Par Laura Guien et Fabien Palem

Retrouvez les contenus de ces auteurs : page de Laura Guien et page de Fabien Palem.

Pedro Sánchez aura-t-il les épaules pour affronter les vieux démons du pays ? À Madrid, les timides initiatives du gouvernement socialiste navrent ceux qui réclament justice contre les crimes de la dictature. Troisième épisode de notre série sur l’impunité franquiste.

Lire les deux premiers épisodes de notre série : « Qui veut la peau des derniers franquistes ? » et « La juge qui venait d’Argentine ».

Le tombeau de Franco dans un hélicoptère : en Espagne, l’automne 2019 est marqué par l’exhumation express du dictateur. Fissa et par voie aérienne, histoire d'éviter les rassemblements de nostalgiques au bras tendu devant son mausolée du Valle de los caídos, dans la région de Madrid.

Une image digne de l’ouverture de la Dolce Vita de Fellini, qui met fin à la bataille légale menée durant plus d'un an par le gouvernement socialiste de Pedro Sánchez. Suffisant pour désigner le président du gouvernement socialiste comme le grand gagnant de la chasse aux franquistes ? Pas sûr… Car cette exhumation s'en prend certes au chef de bande, mais le dictateur, mort et enterré, n’aura eu aucun compte à rendre de son vivant. 

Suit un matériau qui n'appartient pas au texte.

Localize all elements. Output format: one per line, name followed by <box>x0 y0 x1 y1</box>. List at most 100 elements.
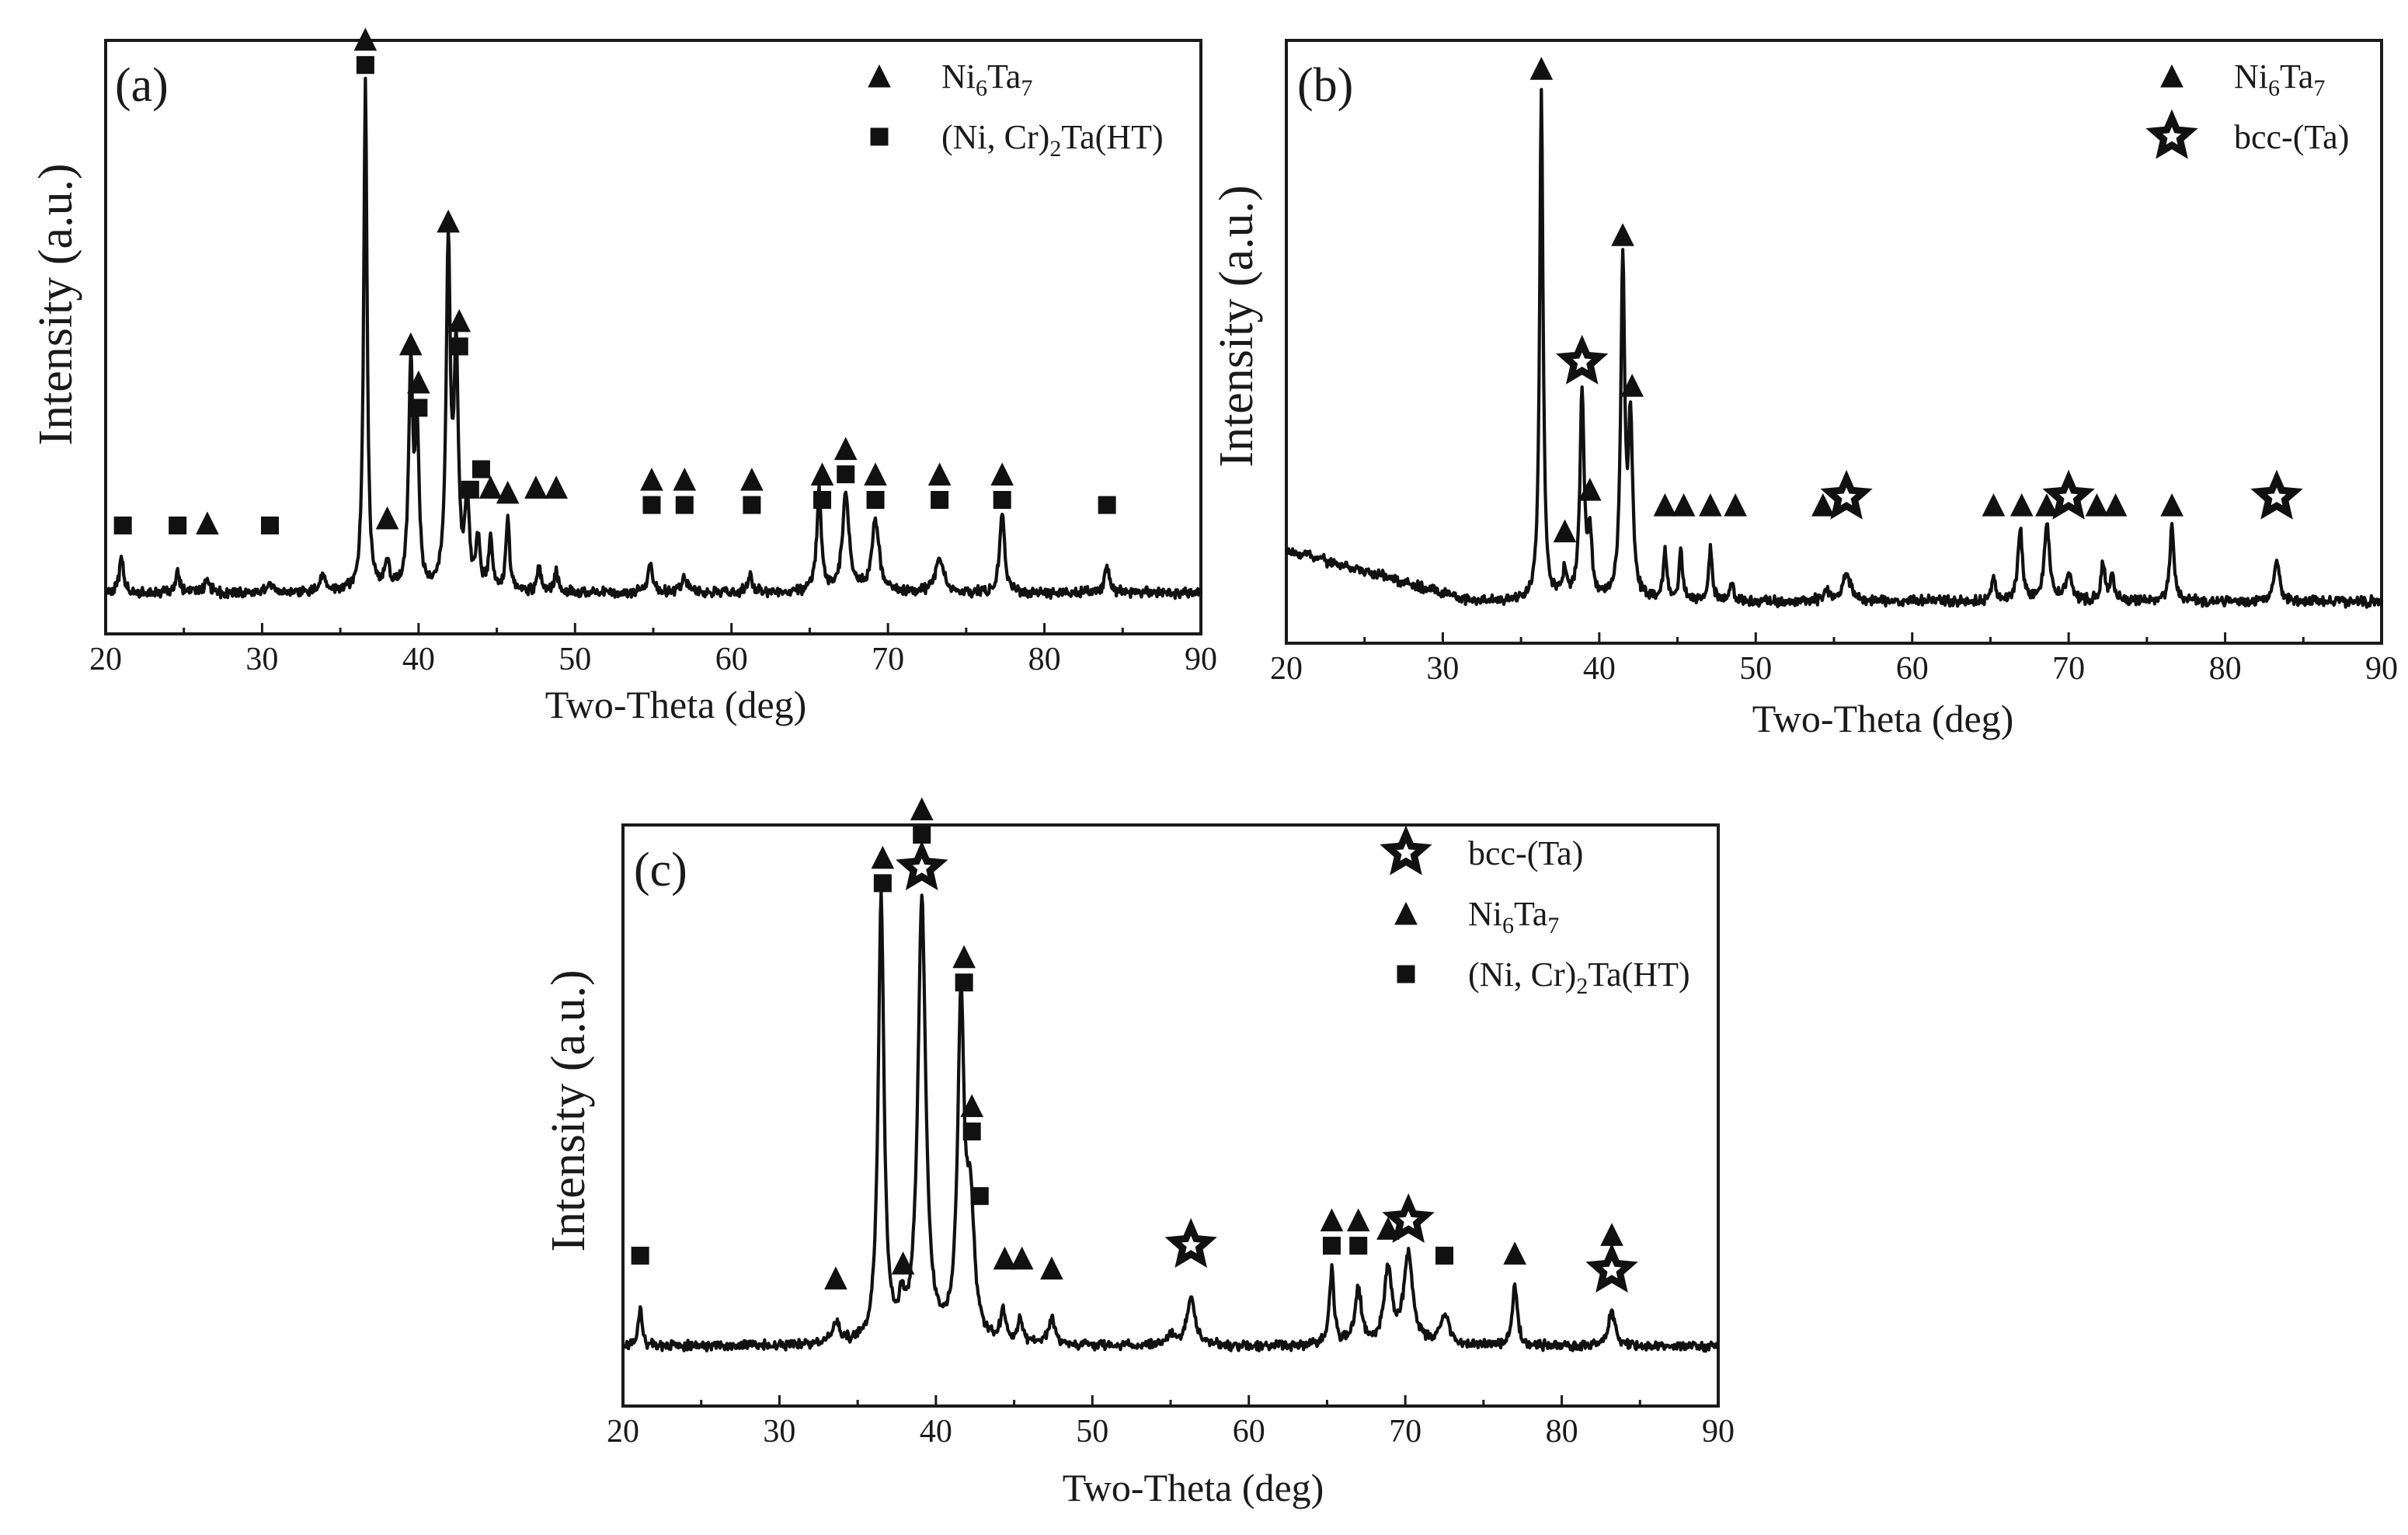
panel-c-star-marker <box>1382 1193 1435 1243</box>
panel-a-y-axis-label: Intensity (a.u.) <box>30 163 82 445</box>
panel-c-triangle-marker <box>1346 1208 1370 1232</box>
panel-a-triangle-marker <box>524 475 548 499</box>
panel-c-star-marker <box>1585 1243 1638 1293</box>
panel-a-square-marker <box>450 337 468 356</box>
panel-b-x-tick-label: 30 <box>1426 651 1459 687</box>
panel-a-x-tick-label: 70 <box>872 642 904 677</box>
panel-a-peak-markers <box>113 27 1116 534</box>
panel-c-legend-star-icon <box>1380 825 1432 875</box>
panel-a-x-tick-label: 40 <box>402 642 435 677</box>
panel-a-square-marker <box>993 491 1011 510</box>
panel-a-triangle-marker <box>496 480 520 504</box>
panel-b-triangle-marker <box>2085 493 2109 517</box>
panel-c-square-marker <box>631 1246 649 1265</box>
panel-c-square-marker <box>1322 1237 1341 1255</box>
panel-c-square-marker <box>955 973 973 992</box>
panel-a-square-marker <box>356 56 374 75</box>
panel-a-triangle-marker <box>927 462 952 486</box>
panel-b-x-ticks <box>1285 632 2383 643</box>
panel-c-legend-square-icon <box>1397 965 1415 983</box>
panel-c-square-marker <box>873 874 892 893</box>
panel-b-triangle-marker <box>1699 493 1722 517</box>
panel-c-x-tick-label: 90 <box>1702 1414 1735 1450</box>
panel-a-triangle-marker <box>640 467 663 491</box>
panel-b-x-tick-label: 40 <box>1583 651 1616 687</box>
panel-a-triangle-marker <box>990 462 1014 486</box>
panel-b-x-tick-labels: 20 30 40 50 60 70 80 90 <box>1270 651 2398 687</box>
panel-c-star-marker <box>896 841 948 891</box>
panel-c-legend-label: bcc-(Ta) <box>1468 834 1583 872</box>
panel-b-peak-markers <box>1529 57 2303 543</box>
panel-a-x-tick-label: 30 <box>245 642 278 677</box>
panel-b-xrd-trace <box>1284 88 2384 609</box>
panel-c-triangle-marker <box>910 797 934 821</box>
panel-a-square-marker <box>113 516 132 534</box>
panel-b-triangle-marker <box>1811 493 1835 517</box>
panel-a-square-marker <box>866 491 885 510</box>
panel-a-x-axis-label: Two-Theta (deg) <box>545 683 807 726</box>
panel-b-x-axis-label: Two-Theta (deg) <box>1752 697 2014 740</box>
panel-c-x-tick-labels: 20 30 40 50 60 70 80 90 <box>607 1414 1735 1450</box>
panel-b-star-marker <box>2250 469 2303 520</box>
panel-c-x-tick-label: 70 <box>1389 1414 1421 1450</box>
panel-b: 20 30 40 50 60 70 80 90 (b) Two-Theta (deg) Int… <box>1210 39 2398 740</box>
panel-a-legend-label: Ni6Ta7 <box>941 57 1032 101</box>
panel-c-x-tick-label: 30 <box>763 1414 795 1450</box>
panel-a-triangle-marker <box>864 462 887 486</box>
panel-a-x-tick-labels: 20 30 40 50 60 70 80 90 <box>89 642 1217 677</box>
panel-a-triangle-marker <box>447 308 472 332</box>
panel-a-triangle-marker <box>353 27 378 51</box>
panel-b-triangle-marker <box>1529 57 1554 80</box>
panel-b-triangle-marker <box>2010 493 2034 517</box>
panel-b-frame <box>1285 39 2383 645</box>
panel-b-triangle-marker <box>1672 493 1696 517</box>
panel-a-x-tick-label: 20 <box>89 642 122 677</box>
panel-b-triangle-marker <box>1553 519 1577 543</box>
panel-a-square-marker <box>409 399 428 417</box>
panel-c-legend: bcc-(Ta) Ni6Ta7 (Ni, Cr)2Ta(HT) <box>1380 825 1690 999</box>
panel-c-triangle-marker <box>993 1246 1017 1270</box>
panel-c-x-tick-label: 20 <box>607 1414 639 1450</box>
panel-c-square-marker <box>962 1123 981 1141</box>
panel-b-triangle-marker <box>1620 374 1644 397</box>
panel-b-legend: Ni6Ta7 bcc-(Ta) <box>2145 57 2349 159</box>
panel-a-triangle-marker <box>833 437 858 461</box>
panel-b-legend-star-icon <box>2145 109 2198 159</box>
panel-a-triangle-marker <box>545 475 568 499</box>
panel-b-label: (b) <box>1297 59 1353 112</box>
panel-b-triangle-marker <box>2035 493 2058 517</box>
panel-c-triangle-marker <box>1040 1256 1063 1280</box>
panel-a-triangle-marker <box>375 506 399 530</box>
panel-b-triangle-marker <box>1611 223 1634 246</box>
panel-a-triangle-marker <box>478 475 503 499</box>
panel-c-x-tick-label: 80 <box>1546 1414 1578 1450</box>
panel-b-star-marker <box>2042 469 2095 520</box>
panel-c-triangle-marker <box>1376 1217 1400 1240</box>
panel-b-x-tick-label: 70 <box>2052 651 2085 687</box>
panel-a-x-tick-label: 60 <box>715 642 748 677</box>
panel-c-triangle-marker <box>891 1251 915 1275</box>
panel-b-x-tick-label: 90 <box>2365 651 2398 687</box>
panel-c-square-marker <box>913 826 931 844</box>
panel-c-triangle-marker <box>1320 1208 1344 1232</box>
panel-a-legend-label: (Ni, Cr)2Ta(HT) <box>941 118 1164 162</box>
panel-b-triangle-marker <box>1982 493 2006 517</box>
panel-c-x-tick-label: 40 <box>920 1414 952 1450</box>
panel-a-legend: Ni6Ta7 (Ni, Cr)2Ta(HT) <box>868 57 1164 162</box>
panel-a-x-tick-label: 50 <box>559 642 591 677</box>
panel-c-peak-markers <box>631 797 1638 1293</box>
panel-c-y-axis-label: Intensity (a.u.) <box>542 969 595 1251</box>
panel-a-triangle-marker <box>673 467 697 491</box>
panel-a-square-marker <box>461 480 479 499</box>
panel-a-xrd-trace <box>104 76 1203 600</box>
panel-a-triangle-marker <box>407 370 430 394</box>
panel-c-xrd-trace <box>621 889 1720 1353</box>
panel-c-square-marker <box>1349 1237 1368 1255</box>
panel-c-triangle-marker <box>871 845 895 869</box>
panel-c-square-marker <box>1435 1246 1453 1265</box>
panel-c-legend-triangle-icon <box>1394 901 1418 925</box>
panel-b-legend-label: Ni6Ta7 <box>2234 57 2325 101</box>
panel-a: 20 30 40 50 60 70 80 90 (a) Two-Theta (deg) Int… <box>30 27 1217 726</box>
panel-b-y-axis-label: Intensity (a.u.) <box>1210 185 1263 467</box>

En même temps, à la date de son exhumation, au moins 30 000 enfants volés et leurs familles attendent toujours justice et réparation. Derrière les murs du mausolée, dans des fosses communes, sur tout le territoire, gisent les corps de plus de 140 000 personnes exécutées dont les parents attendent une sépulture décente.

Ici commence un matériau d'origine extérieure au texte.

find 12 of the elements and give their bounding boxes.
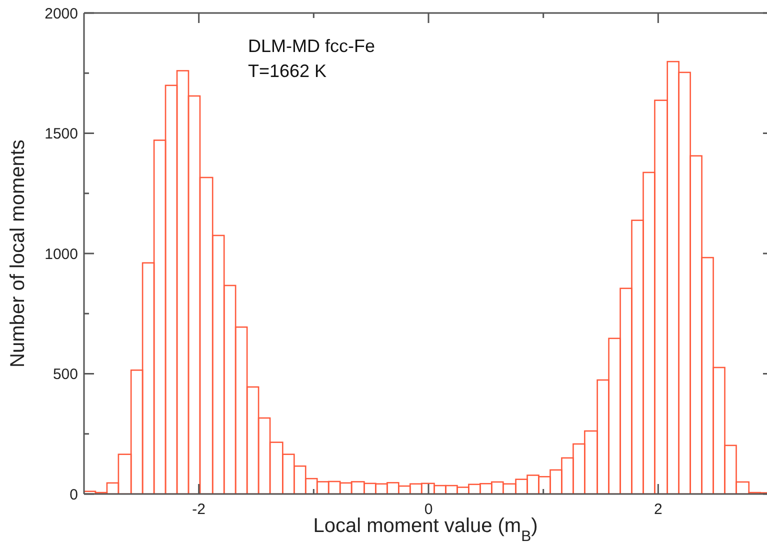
y-tick-label: 1500	[44, 126, 78, 142]
x-tick-label: -2	[192, 501, 206, 518]
y-tick-label: 1000	[44, 246, 78, 263]
y-axis-title: Number of local moments	[7, 140, 29, 368]
annotation: DLM-MD fcc-Fe	[248, 36, 375, 56]
annotation: T=1662 K	[248, 61, 327, 81]
y-tick-label: 500	[52, 366, 78, 383]
y-tick-label: 2000	[44, 5, 78, 22]
x-tick-label: 2	[654, 501, 662, 518]
y-tick-label: 0	[70, 486, 78, 504]
x-tick-label: 0	[424, 501, 433, 518]
x-axis-title: Local moment value (m$_{B}$)	[313, 515, 538, 544]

Les bourreaux et hauts dignitaires de la dictature, impliqués dans des crimes contre l’humanité sous le régime et pendant la transition démocratique, vivent en totale impunité, en pleine démocratie. L'Espagne refuse toujours de faciliter les déclarations des nombreux inculpés dans l’unique procédure judiciaire contre les crimes du franquisme instruite depuis Buenos Aires (voir notre épisode précédent) : la plainte ou querella argentine.

Lancée en 2010, la querella connaît son apogée entre 2013 et 2014. À cette époque, la doyenne des militants, 89 ans, Ascension Mendieta, obtient enfin gain de cause : un jugement favorable pour faire exhumer son père d’une fosse commune de Guadalajara, en Castille - La Mancha. Les plaintes des victimes s’accumulent dans les consulats argentins. 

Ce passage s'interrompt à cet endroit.